En cette période hivernale, rien de tel que d'aller à la Philharmonie de Paris pour se réchauffer un peu. D'autant plus lorsque l'Orchestre de Paris nous concocte un programme tumultueux pour commencer 2023 de façon vigoureuse. Avec tout d'abord le rare Concerto pour piano n°2 de Tchaïkovski, interprété par le pianiste français, Alexandre Kantorow, lauréat du Concours Tchaïkovski à Moscou, en 2019, notamment grâce à cette partition. Après l'entracte, la ténébreuse Symphonie n°4 de Dmitri Chostakovitch, composée entre 1934 et 1936 durant la terreur stalinienne en URSS. L'Orchestre de Paris étant placé sous la direction du finlandais Jukka-Pekka Saraste pour l'occasion de ce concert du jeudi 12 janvier 2023.

Jukka-Pekka Saraste et Alexandre Kantorow (© Sandrine Expilly)

Jukka-Pekka Saraste et Alexandre Kantorow (© Sandrine Expilly)
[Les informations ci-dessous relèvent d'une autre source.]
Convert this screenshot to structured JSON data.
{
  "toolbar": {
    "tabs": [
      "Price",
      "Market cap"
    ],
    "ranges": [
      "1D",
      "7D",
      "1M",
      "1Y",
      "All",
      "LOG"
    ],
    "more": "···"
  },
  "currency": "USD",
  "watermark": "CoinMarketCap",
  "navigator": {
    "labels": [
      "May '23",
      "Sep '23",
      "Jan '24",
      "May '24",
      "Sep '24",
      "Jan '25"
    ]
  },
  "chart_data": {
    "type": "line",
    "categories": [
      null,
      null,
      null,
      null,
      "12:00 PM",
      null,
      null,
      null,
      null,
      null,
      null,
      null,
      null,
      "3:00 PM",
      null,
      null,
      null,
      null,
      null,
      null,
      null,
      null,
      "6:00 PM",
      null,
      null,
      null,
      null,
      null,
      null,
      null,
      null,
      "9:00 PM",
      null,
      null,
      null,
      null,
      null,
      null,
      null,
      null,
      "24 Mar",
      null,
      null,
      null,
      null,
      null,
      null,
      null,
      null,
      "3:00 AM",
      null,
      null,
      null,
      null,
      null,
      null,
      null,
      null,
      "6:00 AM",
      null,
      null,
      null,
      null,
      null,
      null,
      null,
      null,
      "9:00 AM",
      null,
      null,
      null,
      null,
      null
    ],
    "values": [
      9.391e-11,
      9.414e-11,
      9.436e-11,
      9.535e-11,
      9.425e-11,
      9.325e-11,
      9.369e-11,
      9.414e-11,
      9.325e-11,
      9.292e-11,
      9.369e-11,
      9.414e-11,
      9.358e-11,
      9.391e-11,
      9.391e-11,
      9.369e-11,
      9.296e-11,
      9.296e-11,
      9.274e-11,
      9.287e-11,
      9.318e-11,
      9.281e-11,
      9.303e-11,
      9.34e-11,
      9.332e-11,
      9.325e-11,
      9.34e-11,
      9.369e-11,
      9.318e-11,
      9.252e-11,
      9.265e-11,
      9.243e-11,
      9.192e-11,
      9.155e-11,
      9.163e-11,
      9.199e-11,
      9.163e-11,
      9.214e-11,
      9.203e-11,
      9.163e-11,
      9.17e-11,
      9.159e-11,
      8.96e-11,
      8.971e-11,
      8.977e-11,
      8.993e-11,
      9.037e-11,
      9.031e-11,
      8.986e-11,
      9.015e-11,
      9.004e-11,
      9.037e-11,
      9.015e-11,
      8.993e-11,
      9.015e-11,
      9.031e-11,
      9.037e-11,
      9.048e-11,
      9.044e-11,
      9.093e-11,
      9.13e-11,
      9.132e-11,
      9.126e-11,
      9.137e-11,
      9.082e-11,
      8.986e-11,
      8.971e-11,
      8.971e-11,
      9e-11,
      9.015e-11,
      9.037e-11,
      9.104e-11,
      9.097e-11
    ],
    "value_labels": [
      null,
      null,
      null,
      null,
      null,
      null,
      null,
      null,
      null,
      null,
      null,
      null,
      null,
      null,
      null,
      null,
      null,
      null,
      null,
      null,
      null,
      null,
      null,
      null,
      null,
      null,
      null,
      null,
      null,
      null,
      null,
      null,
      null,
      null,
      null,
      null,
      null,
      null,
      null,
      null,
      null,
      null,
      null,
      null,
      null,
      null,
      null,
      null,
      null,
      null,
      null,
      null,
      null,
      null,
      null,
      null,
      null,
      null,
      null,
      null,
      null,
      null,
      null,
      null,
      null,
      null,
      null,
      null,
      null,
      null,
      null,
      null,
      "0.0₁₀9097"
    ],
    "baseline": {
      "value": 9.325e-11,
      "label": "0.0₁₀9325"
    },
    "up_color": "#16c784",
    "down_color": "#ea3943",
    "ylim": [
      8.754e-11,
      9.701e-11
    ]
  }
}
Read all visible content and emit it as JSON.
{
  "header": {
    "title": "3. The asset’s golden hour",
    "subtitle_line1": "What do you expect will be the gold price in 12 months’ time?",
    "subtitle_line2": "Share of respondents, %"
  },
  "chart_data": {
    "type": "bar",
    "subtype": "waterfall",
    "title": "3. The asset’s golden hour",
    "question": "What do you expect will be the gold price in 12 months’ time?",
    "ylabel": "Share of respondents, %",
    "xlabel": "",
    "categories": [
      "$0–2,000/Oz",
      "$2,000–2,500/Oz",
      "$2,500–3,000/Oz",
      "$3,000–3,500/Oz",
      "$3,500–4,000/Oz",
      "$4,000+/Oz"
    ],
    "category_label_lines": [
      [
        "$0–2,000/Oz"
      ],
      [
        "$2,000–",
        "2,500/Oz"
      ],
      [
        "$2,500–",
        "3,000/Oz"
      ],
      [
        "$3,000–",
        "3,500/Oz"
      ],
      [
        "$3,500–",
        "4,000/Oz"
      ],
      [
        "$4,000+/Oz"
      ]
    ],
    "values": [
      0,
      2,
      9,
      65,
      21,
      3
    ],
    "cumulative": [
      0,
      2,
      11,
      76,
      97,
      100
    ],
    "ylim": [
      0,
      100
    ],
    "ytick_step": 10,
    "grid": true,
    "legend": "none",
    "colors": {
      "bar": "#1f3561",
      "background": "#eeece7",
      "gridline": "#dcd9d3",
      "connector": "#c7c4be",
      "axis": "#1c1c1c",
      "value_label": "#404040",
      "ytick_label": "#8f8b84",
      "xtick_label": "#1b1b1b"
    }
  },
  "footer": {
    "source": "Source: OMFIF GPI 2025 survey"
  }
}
Le Concerto pour piano n°2 de Tchaikovski est moins connu et moins aimé que son prédécesseur. Parsemé de longueurs et de difficultés, c'est une oeuvre qui se cherche un peu et déroute l'auditeur. Une chose est certaine, sans un soliste prêt à la défendre bec et ongle, elle peut rapidement devenir problématique. Le compositeur ayant même eu l'ambition de remanier la partition dans les dernières années de sa vie, projet finalement réalisé par Alexandre Ziloti. Mais la proposition ne fut pas du goût de Tchaikovski, et c'est bien la version originale qui est le plus souvent jouée, notamment lors de ce concert. Dans le premier mouvement noté Allegro brillante, le premier thème fait d'accords brillants est pris de façon très énergique par l'orchestre dont Saraste obtient un son dense et très dynamique. Alexandre Kantorow reprend ce thème de façon très claire et précise. Son jeu est fluide et il donne une étonnante impression de facilité à l'entendre. Chaque choix d'interprétation semble être une évidence et on ressent une connaissance intime de l'œuvre chez le soliste. Son toucher se savoure. Sa technique impressionne dans l'utilisation de l'alternance des deux mains. La cadence soignée, limpide lui fait enfin exposer un staccato savoureux. Le deuxième mouvement noté Andante est un moment étonnant où le violon solo Eiichi Chijiiwa et le violoncelle solo Eric Picard, se démarquent de l'orchestre pour un moment intimiste et chambrette avec le soliste. Alexandre Kantorow est ici délicat et précis dans les nuances ainsi que dans l'écoute des cordes qui lui volent parfois la vedette. Enfin, le dernier mouvement Allegro con fuoco est festif, éruptif, pyrotechnique. L'Orchestre de Paris donne ici sa pleine mesure avec un chef qui leur lâche la bride. Dans ces pages périlleuse, Kantorow se joue des difficulté et conserve une clarté de son phrasé absolument admirable, dans un dialogue très fécond avec l'orchestre. Une ouverte hétérogène qui souffre de longueurs, mais défendu comme cela par un pianiste héroïque, le Concerto pour piano n°2 de Tchaïkovski procure aussi du plaisir à l'auditeur ! Alexandre Kantorow revient par la suite non pas pour un mais deux bis avec tout d'abord la Valse triste du compositeur et violoniste hongrois, Franz von Vecsey dans une transcription pour piano du fabuleux Georges Cziffra et enfin, un sublime Vers la flamme, op.72 d'Alexandre Scriabine.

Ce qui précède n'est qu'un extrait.